STF suspende os processos sobre o contratação de pessoa jurídica ou trabalhador autônomo

O ministro Gilmar Mendes suspendeu todos os processos em curso no país que discutem a licitude de contratos de prestação de serviços por pessoa jurídica ou trabalhador autônomo — tema que envolve diretamente o debate sobre a chamada “pejotização”. A medida foi tomada após o Plenário reconhecer, por maioria, a repercussão geral do Tema 1.389, no qual o STF analisará a competência da Justiça do Trabalho para o julgamento da matéria e o ônus da prova sobre eventual fraude nessas contratações, bem como se é válida a contratação de autônomos ou empresas para prestação de serviços.

Segundo o relator, a controvérsia afeta não apenas o reconhecimento de vínculos empregatícios, mas também a liberdade de organização produtiva e a previsibilidade de negócios em diversos setores econômicos.
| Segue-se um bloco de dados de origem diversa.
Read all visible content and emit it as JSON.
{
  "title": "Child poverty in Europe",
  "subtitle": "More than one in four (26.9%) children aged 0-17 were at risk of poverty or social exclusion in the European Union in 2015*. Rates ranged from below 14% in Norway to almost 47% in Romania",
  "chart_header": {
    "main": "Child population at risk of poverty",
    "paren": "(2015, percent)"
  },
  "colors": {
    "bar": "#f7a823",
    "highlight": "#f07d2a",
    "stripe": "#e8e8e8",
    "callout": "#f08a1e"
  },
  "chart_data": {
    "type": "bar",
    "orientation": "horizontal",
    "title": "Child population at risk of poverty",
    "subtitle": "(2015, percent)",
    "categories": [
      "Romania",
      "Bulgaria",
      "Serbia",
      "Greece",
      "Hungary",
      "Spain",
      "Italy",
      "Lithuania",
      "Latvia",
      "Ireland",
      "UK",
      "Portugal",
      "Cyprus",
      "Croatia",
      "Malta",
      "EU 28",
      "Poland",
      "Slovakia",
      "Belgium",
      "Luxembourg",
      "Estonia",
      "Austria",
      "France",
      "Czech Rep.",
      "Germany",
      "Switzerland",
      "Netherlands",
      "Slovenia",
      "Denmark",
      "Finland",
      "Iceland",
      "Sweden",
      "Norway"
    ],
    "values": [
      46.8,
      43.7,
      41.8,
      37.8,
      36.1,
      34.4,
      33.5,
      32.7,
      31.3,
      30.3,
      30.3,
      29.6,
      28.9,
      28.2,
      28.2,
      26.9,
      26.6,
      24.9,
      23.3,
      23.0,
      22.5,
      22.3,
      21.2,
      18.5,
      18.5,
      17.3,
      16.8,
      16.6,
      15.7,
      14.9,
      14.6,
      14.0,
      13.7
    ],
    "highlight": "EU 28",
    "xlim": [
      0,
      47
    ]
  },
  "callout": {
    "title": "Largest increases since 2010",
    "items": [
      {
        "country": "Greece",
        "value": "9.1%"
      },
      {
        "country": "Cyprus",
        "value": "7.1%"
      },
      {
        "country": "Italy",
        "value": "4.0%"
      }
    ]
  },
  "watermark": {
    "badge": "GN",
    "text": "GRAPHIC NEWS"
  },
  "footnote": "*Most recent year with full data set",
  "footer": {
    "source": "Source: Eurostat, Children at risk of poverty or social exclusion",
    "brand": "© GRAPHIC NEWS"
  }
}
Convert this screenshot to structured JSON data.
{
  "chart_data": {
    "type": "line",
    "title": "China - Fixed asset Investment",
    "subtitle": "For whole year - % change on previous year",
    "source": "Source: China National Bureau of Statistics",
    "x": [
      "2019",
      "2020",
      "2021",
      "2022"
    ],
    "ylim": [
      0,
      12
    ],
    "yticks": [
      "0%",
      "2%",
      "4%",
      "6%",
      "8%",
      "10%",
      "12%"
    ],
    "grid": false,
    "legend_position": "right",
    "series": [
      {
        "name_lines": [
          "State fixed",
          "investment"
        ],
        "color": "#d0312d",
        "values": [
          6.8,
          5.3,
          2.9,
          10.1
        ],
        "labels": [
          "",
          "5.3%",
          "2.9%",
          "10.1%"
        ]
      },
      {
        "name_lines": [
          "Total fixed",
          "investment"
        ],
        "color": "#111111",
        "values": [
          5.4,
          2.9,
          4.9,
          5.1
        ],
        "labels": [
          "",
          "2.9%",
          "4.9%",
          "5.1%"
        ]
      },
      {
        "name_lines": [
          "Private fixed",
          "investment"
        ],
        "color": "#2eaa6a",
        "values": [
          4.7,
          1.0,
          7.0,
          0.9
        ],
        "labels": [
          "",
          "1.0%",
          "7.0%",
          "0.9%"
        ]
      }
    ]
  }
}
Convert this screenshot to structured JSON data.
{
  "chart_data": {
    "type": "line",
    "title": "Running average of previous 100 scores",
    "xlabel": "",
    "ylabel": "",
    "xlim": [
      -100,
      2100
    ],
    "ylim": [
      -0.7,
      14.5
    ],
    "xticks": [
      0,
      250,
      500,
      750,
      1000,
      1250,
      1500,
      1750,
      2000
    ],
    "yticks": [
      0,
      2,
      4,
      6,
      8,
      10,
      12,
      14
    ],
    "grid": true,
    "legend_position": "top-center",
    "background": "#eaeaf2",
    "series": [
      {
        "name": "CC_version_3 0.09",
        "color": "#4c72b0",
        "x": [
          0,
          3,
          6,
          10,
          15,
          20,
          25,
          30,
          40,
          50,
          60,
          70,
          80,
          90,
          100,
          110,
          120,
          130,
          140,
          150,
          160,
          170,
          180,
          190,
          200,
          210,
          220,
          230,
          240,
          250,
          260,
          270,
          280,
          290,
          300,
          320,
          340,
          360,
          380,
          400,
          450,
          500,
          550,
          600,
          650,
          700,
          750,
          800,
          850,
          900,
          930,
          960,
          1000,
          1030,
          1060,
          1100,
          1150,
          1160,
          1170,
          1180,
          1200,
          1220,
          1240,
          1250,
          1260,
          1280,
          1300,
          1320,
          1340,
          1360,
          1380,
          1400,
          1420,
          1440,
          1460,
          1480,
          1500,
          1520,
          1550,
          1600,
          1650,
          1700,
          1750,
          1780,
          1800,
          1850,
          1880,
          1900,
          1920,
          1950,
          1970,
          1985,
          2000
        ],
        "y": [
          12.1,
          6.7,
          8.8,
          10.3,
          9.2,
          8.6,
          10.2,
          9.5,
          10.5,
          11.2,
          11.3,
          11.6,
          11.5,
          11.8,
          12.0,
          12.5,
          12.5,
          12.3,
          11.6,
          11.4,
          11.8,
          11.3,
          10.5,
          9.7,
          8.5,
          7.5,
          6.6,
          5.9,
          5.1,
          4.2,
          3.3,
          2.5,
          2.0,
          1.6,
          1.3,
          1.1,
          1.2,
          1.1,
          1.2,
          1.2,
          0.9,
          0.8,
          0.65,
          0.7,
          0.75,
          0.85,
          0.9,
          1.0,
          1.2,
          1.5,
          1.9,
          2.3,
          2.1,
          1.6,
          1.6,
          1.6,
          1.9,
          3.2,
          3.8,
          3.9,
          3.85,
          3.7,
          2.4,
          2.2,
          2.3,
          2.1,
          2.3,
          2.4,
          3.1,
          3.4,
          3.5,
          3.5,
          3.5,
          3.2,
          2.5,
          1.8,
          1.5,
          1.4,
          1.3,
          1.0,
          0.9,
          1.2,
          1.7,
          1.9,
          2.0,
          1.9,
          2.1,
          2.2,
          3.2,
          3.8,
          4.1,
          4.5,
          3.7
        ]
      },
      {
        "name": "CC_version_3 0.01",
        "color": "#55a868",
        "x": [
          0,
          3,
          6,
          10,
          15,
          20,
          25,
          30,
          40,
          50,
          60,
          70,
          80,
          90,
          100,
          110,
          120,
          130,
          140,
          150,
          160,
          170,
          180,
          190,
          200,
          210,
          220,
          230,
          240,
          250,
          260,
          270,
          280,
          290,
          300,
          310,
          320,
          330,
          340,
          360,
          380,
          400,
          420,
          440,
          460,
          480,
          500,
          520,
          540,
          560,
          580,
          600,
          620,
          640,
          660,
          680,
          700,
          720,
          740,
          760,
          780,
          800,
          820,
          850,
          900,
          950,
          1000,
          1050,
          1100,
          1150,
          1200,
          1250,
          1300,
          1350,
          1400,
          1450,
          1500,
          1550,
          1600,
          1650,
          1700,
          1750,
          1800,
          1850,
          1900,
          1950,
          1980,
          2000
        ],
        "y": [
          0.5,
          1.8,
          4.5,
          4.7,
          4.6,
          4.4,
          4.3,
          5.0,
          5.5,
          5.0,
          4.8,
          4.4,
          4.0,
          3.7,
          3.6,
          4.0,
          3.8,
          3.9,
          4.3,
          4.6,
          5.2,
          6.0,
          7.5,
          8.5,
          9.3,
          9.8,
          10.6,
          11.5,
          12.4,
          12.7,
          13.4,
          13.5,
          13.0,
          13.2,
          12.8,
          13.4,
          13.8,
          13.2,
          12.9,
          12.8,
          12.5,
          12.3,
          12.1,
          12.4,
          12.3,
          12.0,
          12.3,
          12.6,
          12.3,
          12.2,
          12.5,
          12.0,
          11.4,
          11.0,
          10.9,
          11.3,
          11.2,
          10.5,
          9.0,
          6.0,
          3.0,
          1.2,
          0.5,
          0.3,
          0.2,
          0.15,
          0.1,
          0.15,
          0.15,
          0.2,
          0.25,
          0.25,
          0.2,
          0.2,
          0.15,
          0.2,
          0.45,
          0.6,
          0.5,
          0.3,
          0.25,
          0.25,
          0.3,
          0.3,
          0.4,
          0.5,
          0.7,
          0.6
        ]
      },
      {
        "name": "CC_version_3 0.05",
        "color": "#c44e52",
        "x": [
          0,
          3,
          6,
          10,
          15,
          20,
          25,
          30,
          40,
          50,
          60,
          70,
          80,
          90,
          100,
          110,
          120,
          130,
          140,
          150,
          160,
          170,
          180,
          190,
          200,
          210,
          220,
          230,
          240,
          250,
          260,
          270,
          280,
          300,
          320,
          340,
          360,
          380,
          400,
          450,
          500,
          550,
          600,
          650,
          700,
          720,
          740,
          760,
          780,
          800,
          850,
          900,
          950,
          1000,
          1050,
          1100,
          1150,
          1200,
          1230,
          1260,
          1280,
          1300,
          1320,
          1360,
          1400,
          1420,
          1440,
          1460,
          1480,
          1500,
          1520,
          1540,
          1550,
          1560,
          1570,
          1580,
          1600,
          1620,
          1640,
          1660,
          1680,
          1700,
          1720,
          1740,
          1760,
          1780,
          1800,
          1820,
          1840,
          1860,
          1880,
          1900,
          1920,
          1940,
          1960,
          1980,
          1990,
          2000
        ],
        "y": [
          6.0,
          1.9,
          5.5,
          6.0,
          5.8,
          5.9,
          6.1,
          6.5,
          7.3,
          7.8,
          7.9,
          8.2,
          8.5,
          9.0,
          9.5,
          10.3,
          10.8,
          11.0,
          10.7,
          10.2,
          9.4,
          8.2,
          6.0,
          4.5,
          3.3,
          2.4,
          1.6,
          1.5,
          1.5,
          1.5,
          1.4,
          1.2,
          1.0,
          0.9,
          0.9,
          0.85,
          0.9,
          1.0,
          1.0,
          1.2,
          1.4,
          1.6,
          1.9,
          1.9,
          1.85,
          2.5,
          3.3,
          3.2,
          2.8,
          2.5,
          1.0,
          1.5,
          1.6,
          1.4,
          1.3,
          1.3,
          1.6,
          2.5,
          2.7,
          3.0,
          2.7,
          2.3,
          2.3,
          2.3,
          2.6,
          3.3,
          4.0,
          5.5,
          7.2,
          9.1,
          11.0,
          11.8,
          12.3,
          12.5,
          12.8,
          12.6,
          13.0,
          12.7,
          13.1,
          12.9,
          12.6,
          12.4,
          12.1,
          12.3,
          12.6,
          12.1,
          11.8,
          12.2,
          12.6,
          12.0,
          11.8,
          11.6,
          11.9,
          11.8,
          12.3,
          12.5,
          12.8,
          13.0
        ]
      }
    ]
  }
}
Gilmar Mendes destacou, em sua decisão, que a suspensão nacional se justifica pelo número crescente de reclamações constitucionais que chegam ao Supremo contra decisões trabalhistas que, em sua visão, afastam indevidamente a validade desses contratos civis e comerciais. O Supremo busca, a partir dessa suspensão, portanto, uniformizar o entendimento jurídico, reduzir o volume de ações sobre o tema e assegurar maior segurança jurídica aos contratos empresariais.

Até o julgamento definitivo do tema pelo Plenário, todos os tribunais do país devem aguardar a fixação de tese para orientar casos semelhantes, tornando o posicionamento da Corte um marco relevante para o planejamento jurídico e empresarial, especialmente em setores que operam rotineiramente com terceirização e/ou contratação via pessoa jurídica.